Technological transformations, skills and globalization – future challenges for shared prosperity(Deadline: 12 March 2020)
August 5, 2024 2024-08-08 6:56Technological transformations, skills and globalization – future challenges for shared prosperity(Deadline: 12 March 2020)
Technological transformations, skills and globalization – future challenges for shared prosperity(Deadline: 12 March 2020)
Following the assessment of the impact of technological progress, trade and globalisation on skills, employment, inequalities in income and wages and on labour mobility and migration in the EU, realistic and accurate projections into the future on the combined effects of technological progress and globalisation are needed to prepare our economies, societies and policies for what is to come and to build up capacities for influencing these changes.

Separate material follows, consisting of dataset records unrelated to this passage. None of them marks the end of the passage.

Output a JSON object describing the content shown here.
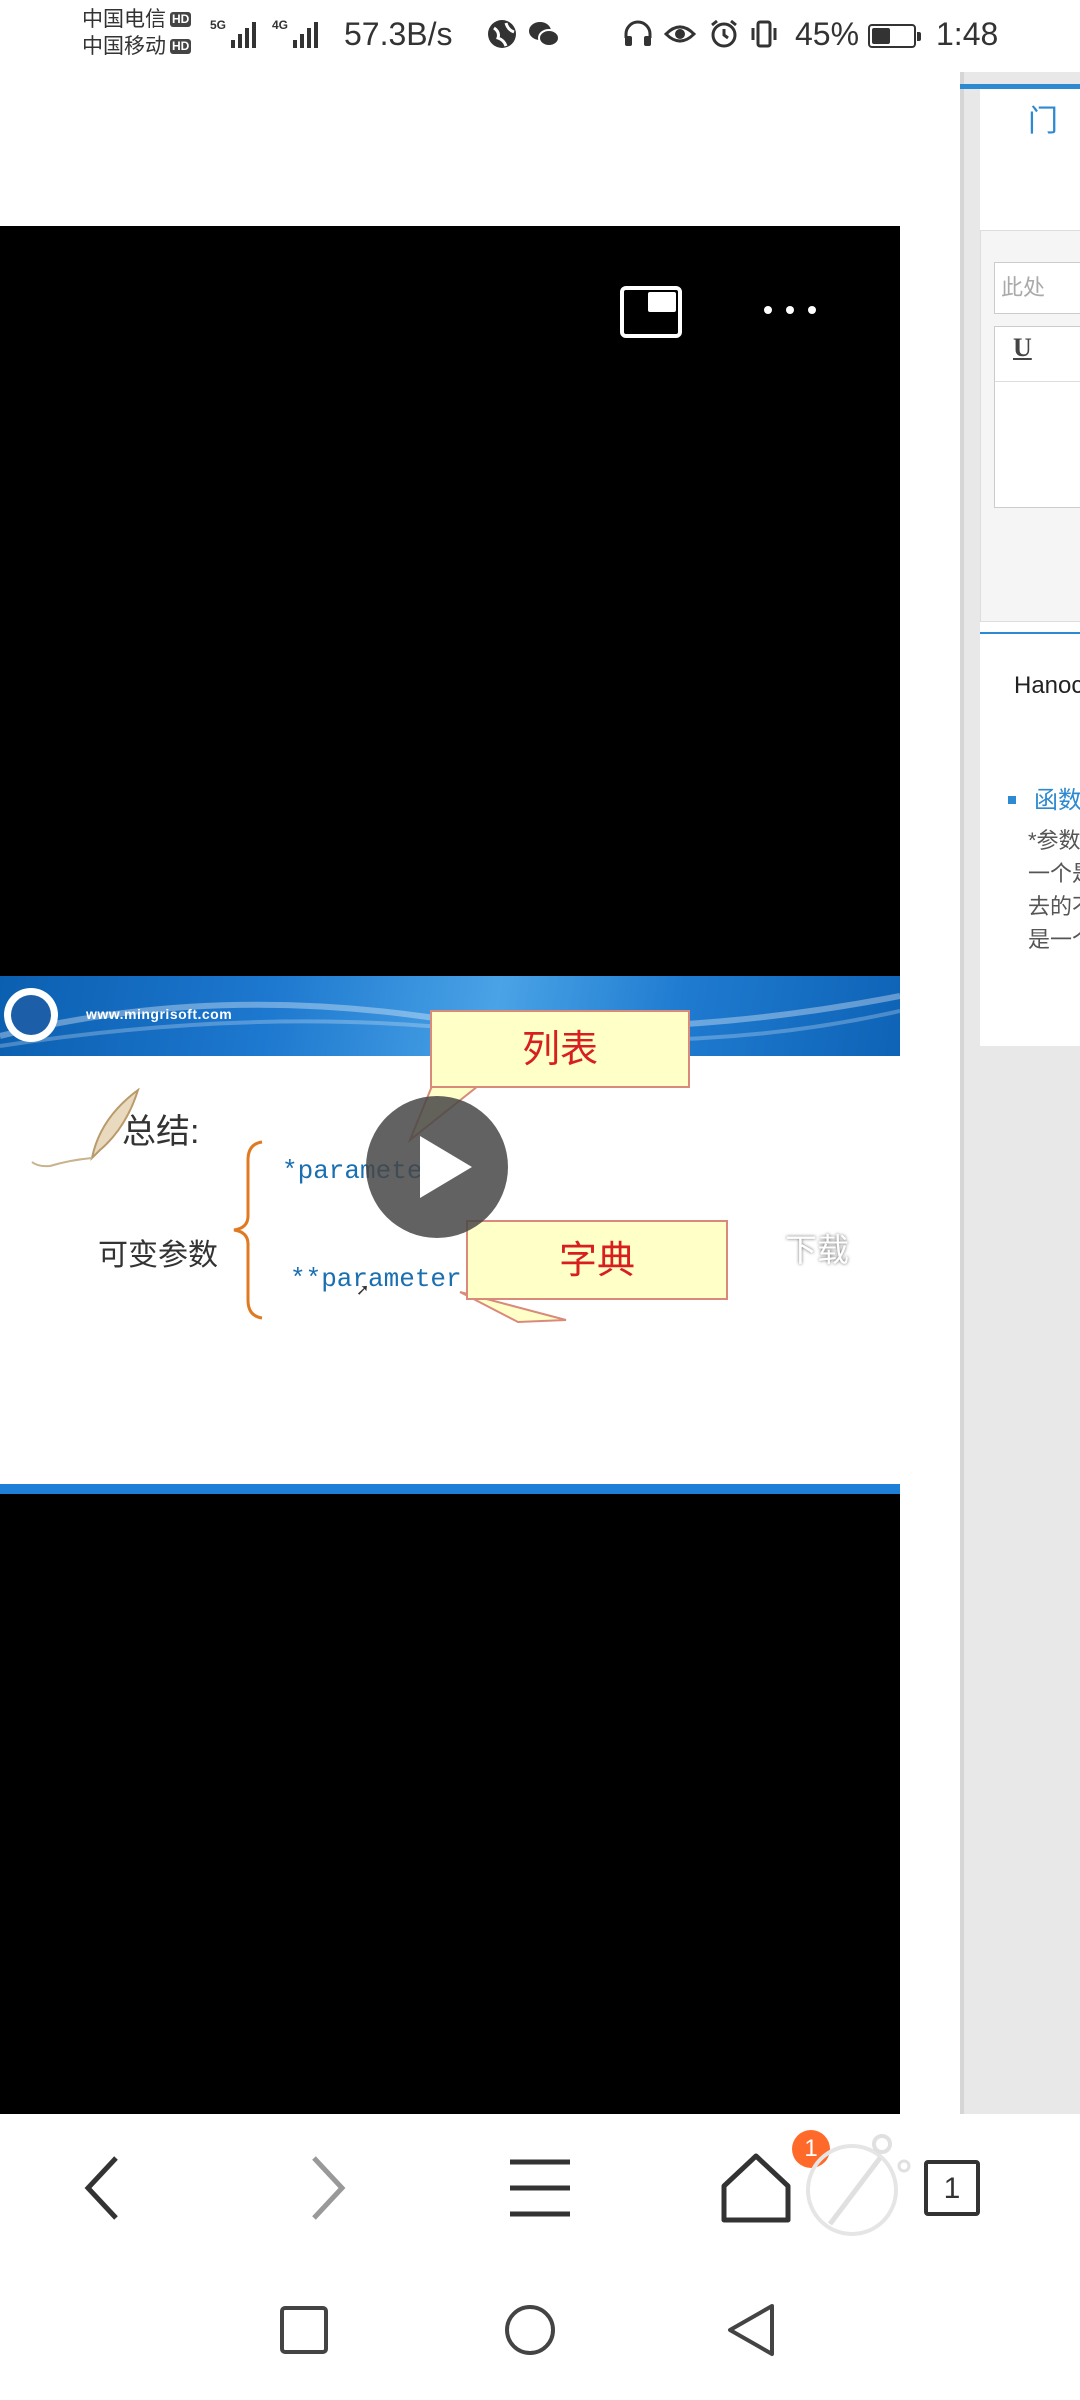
{
  "status_bar": {
    "carrier1": "中国电信",
    "carrier2": "中国移动",
    "hd": "HD",
    "net1": "5G",
    "net2": "4G",
    "speed": "57.3B/s",
    "battery_percent": "45%",
    "battery_level": 0.45,
    "time": "1:48",
    "icons": [
      "globe-icon",
      "wechat-icon",
      "headphones-icon",
      "eye-icon",
      "alarm-icon",
      "vibrate-icon"
    ]
  },
  "side_page": {
    "input_placeholder": "此处",
    "editor_underline_label": "U",
    "title_fragment": "Hanoc",
    "section_link": "函数",
    "paragraph_lines": [
      "*参数",
      "一个是",
      "去的不",
      "是一个"
    ]
  },
  "video": {
    "slide": {
      "website": "www.mingrisoft.com",
      "summary_label": "总结:",
      "variable_params_label": "可变参数",
      "param_single": "*parameter",
      "param_double": "**parameter",
      "callout_list": "列表",
      "callout_dict": "字典"
    },
    "download_label": "下载"
  },
  "toolbar": {
    "tab_count": "1",
    "notification_count": "1"
  },
  "colors": {
    "accent_blue": "#2e8ad0",
    "code_blue": "#1a6fb0",
    "callout_red": "#d81e1e",
    "badge_orange": "#ff6a2a"
  }
}
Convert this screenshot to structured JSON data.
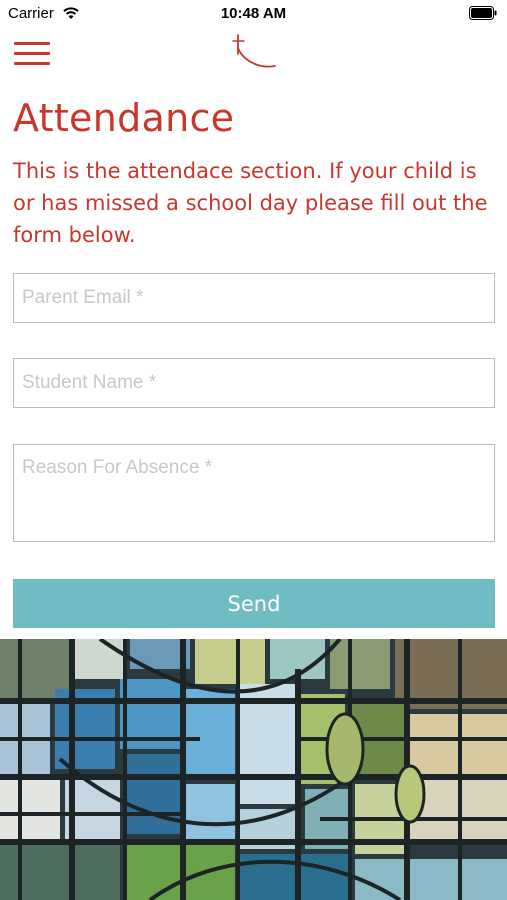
{
  "status_bar": {
    "carrier": "Carrier",
    "time": "10:48 AM"
  },
  "nav": {
    "menu_icon": "hamburger-icon",
    "logo_icon": "cross-logo-icon"
  },
  "page": {
    "title": "Attendance",
    "intro": "This is the attendace section. If your child is or has missed a school day please fill out the form below."
  },
  "form": {
    "parent_email": {
      "placeholder": "Parent Email *",
      "value": ""
    },
    "student_name": {
      "placeholder": "Student Name *",
      "value": ""
    },
    "reason": {
      "placeholder": "Reason For Absence *",
      "value": ""
    },
    "send_label": "Send"
  },
  "colors": {
    "accent": "#c9372c",
    "button": "#6fbcc2",
    "border": "#bdbdbd"
  },
  "footer_image": {
    "icon": "stained-glass-image"
  }
}
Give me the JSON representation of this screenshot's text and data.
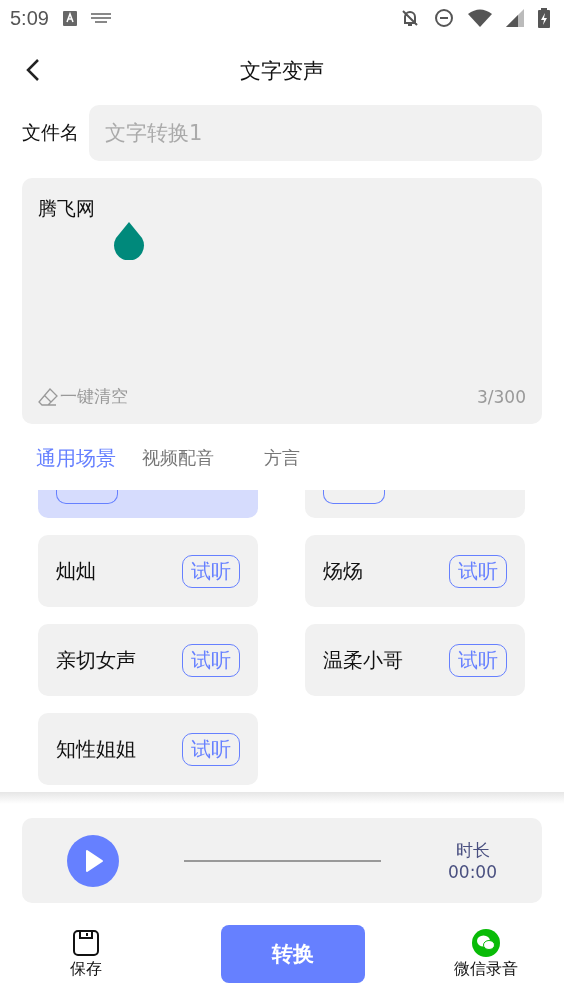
{
  "status_bar": {
    "time": "5:09"
  },
  "header": {
    "title": "文字变声"
  },
  "file_name": {
    "label": "文件名",
    "placeholder": "文字转换1"
  },
  "editor": {
    "value": "腾飞网",
    "clear_label": "一键清空",
    "count": "3/300"
  },
  "tabs": [
    {
      "label": "通用场景",
      "selected": true
    },
    {
      "label": "视频配音",
      "selected": false
    },
    {
      "label": "方言",
      "selected": false
    }
  ],
  "voices": [
    {
      "kind": "cut",
      "selected": true
    },
    {
      "kind": "cut",
      "selected": false
    },
    {
      "kind": "full",
      "name": "灿灿",
      "button": "试听",
      "selected": false
    },
    {
      "kind": "full",
      "name": "炀炀",
      "button": "试听",
      "selected": false
    },
    {
      "kind": "full",
      "name": "亲切女声",
      "button": "试听",
      "selected": false
    },
    {
      "kind": "full",
      "name": "温柔小哥",
      "button": "试听",
      "selected": false
    },
    {
      "kind": "full",
      "name": "知性姐姐",
      "button": "试听",
      "selected": false
    }
  ],
  "player": {
    "duration_label": "时长",
    "duration": "00:00"
  },
  "bottom_bar": {
    "save": "保存",
    "convert": "转换",
    "wechat": "微信录音"
  }
}
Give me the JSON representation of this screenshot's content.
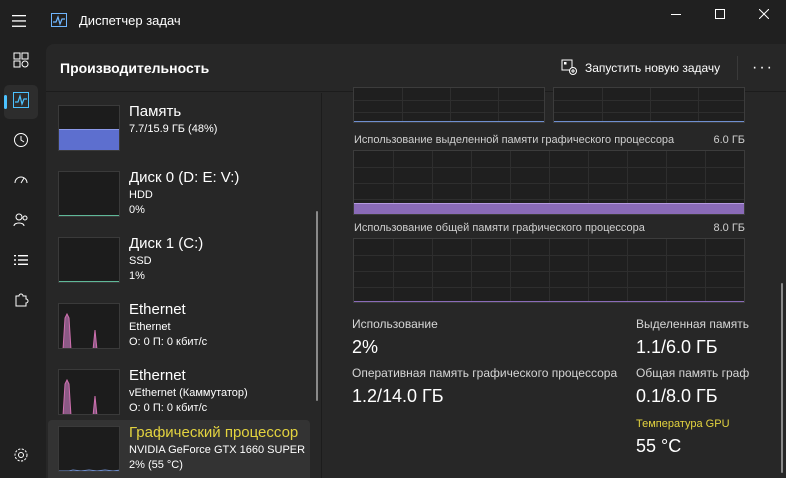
{
  "window": {
    "title": "Диспетчер задач"
  },
  "header": {
    "page_title": "Производительность",
    "run_task_label": "Запустить новую задачу",
    "more_label": "···"
  },
  "nav": [
    {
      "name": "processes",
      "icon": "grid-icon"
    },
    {
      "name": "performance",
      "icon": "activity-icon",
      "active": true
    },
    {
      "name": "app-history",
      "icon": "history-icon"
    },
    {
      "name": "startup",
      "icon": "speedometer-icon"
    },
    {
      "name": "users",
      "icon": "users-icon"
    },
    {
      "name": "details",
      "icon": "list-icon"
    },
    {
      "name": "services",
      "icon": "puzzle-icon"
    },
    {
      "name": "settings",
      "icon": "gear-icon"
    }
  ],
  "devices": [
    {
      "name": "Память",
      "line1": "7.7/15.9 ГБ (48%)",
      "line2": "",
      "usage": 0.48
    },
    {
      "name": "Диск 0 (D: E: V:)",
      "line1": "HDD",
      "line2": "0%"
    },
    {
      "name": "Диск 1 (C:)",
      "line1": "SSD",
      "line2": "1%"
    },
    {
      "name": "Ethernet",
      "line1": "Ethernet",
      "line2": "О: 0 П: 0 кбит/с"
    },
    {
      "name": "Ethernet",
      "line1": "vEthernet (Каммутатор)",
      "line2": "О: 0 П: 0 кбит/с"
    },
    {
      "name": "Графический процессор",
      "line1": "NVIDIA GeForce GTX 1660 SUPER",
      "line2": "2%  (55 °C)",
      "selected": true
    }
  ],
  "gpu": {
    "dedicated_title": "Использование выделенной памяти графического процессора",
    "dedicated_max": "6.0 ГБ",
    "dedicated_fill": 0.18,
    "shared_title": "Использование общей памяти графического процессора",
    "shared_max": "8.0 ГБ",
    "stats": {
      "usage_label": "Использование",
      "usage_value": "2%",
      "dedicated_label": "Выделенная память",
      "dedicated_value": "1.1/6.0 ГБ",
      "ram_label": "Оперативная память графического процессора",
      "ram_value": "1.2/14.0 ГБ",
      "shared_label": "Общая память граф",
      "shared_value": "0.1/8.0 ГБ",
      "temp_label": "Температура GPU",
      "temp_value": "55 °C"
    }
  },
  "colors": {
    "accent_blue": "#4cc2ff",
    "memory_fill": "#5d6fcf",
    "network_line": "#d070b0",
    "gpu_memory_fill": "#8a6bb8",
    "selected_text": "#e3d33f"
  }
}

Proposals should first measure impact of technological progress, trade and globalisation on skills, employment, inequalities in income and wages and on labour mobility and migration in the EU. It should then project how the interactions between technological change and globalisation will transform the current EU and international structure of labour markets and trade in commodities and services in existing and emerging sectors and their impact on income distribution and social inequalities. Particular attention should be paid to skill-biased, capital-biased, talent-biased and gender biased technical change and to possible trajectories for low-skilled work in the European and international context. The analysis should take into account the evolution of the processes through which technological change is integrated in the human world. This includes economic, institutional, political and socio-cultural contexts, needs and obstacles. The future volume and quality of work should be addressed in relation to skills, education, development, migration and mobility, demographic changes and the analysis of economic convergence and divergence within Europe and with the rest of the world. The challenges of competition, cooperation or conflict with emerging and developing countries need to be be considered. Both demand and supply side issues, including global value chains, off -shoring and their distributive effects, should be addressed in this topic.